Falleció el 14 de septiembre de 2009, hace ya ocho años, y hasta ayer mismo no había visto (al menos no las recordaba –que, a juzgar por su dureza, no las habría olvidado-) imágenes suyas durante la última etapa de su lucha contra el cáncer de páncreas, la enfermedad que se llevó por delante a Patrick Swayze. Increíbles fotografías, la verdad. De auténtico impacto. Al menos para mí, que desde siempre sentí mucha atracción por este actor sobre el que, en un programa llamado “Autopsia” de la televisión de Estados Unidos, emiten este fin de semana un documental centrado en la agonía de sus últimos días.

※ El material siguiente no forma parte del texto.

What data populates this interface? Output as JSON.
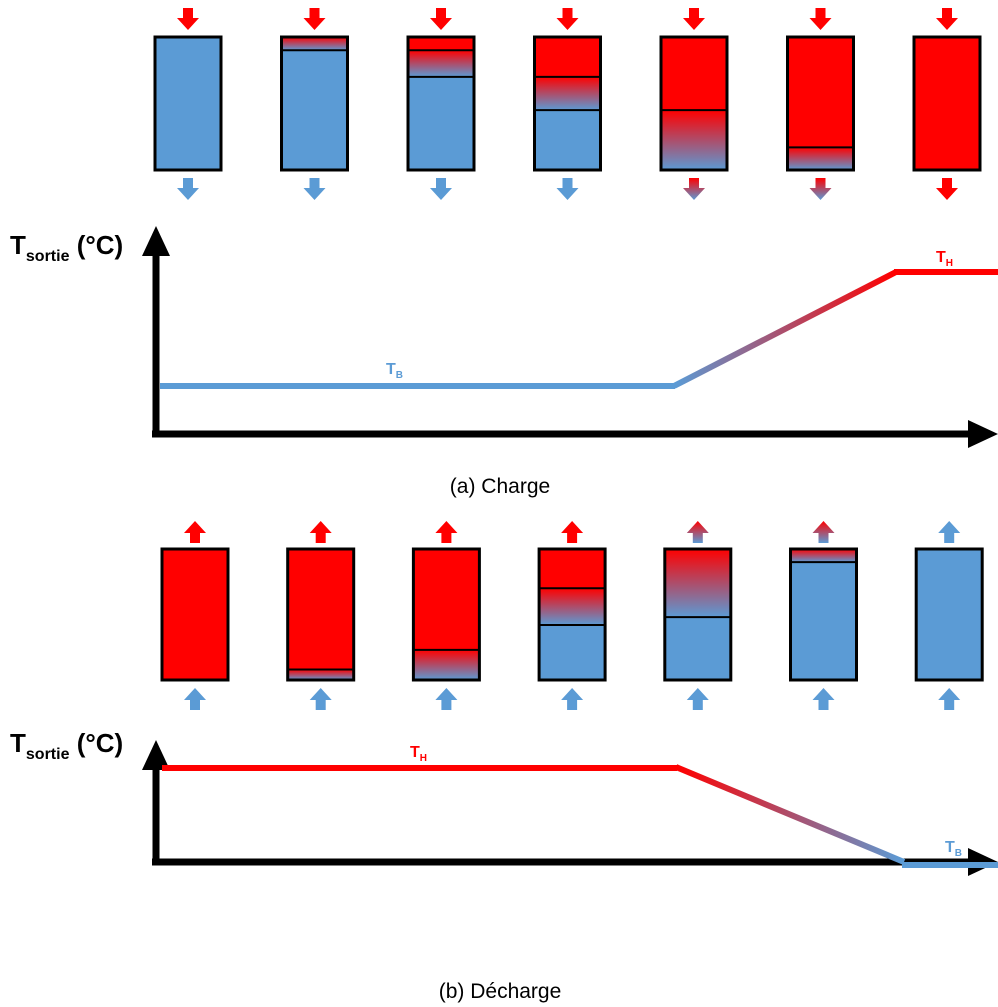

Y yo me pregunto. ¿Eso está bien? ¿Es correcto, por muy público que sea un personaje, que la fama de éste exija un precio tan alto como el estar observado, fotografiado y analizado hasta cuando el final es inminente? ¿No debería existir alguna manera de no alimentar la insaciable curiosidad que nos lleva a querer conocer hasta los más macabros detalles de la vida ajena?
Más allá, lo peor de todo esto es que, a pesar de ser testigos de una decadencia tan grande como la que sufrió el protagonista de “Dirty Dancing”, no escarmentamos y seguimos creyéndonos todopoderosos. Y alimentando el ego. Y haciendo maldades contra otros. Y hasta maltratándonos a nosotros mismos. Y, si no sabemos vivir en armonía y paz, ¿cómo vamos a aprender, por mucho que nos lo planten por delante, a morirnos bien?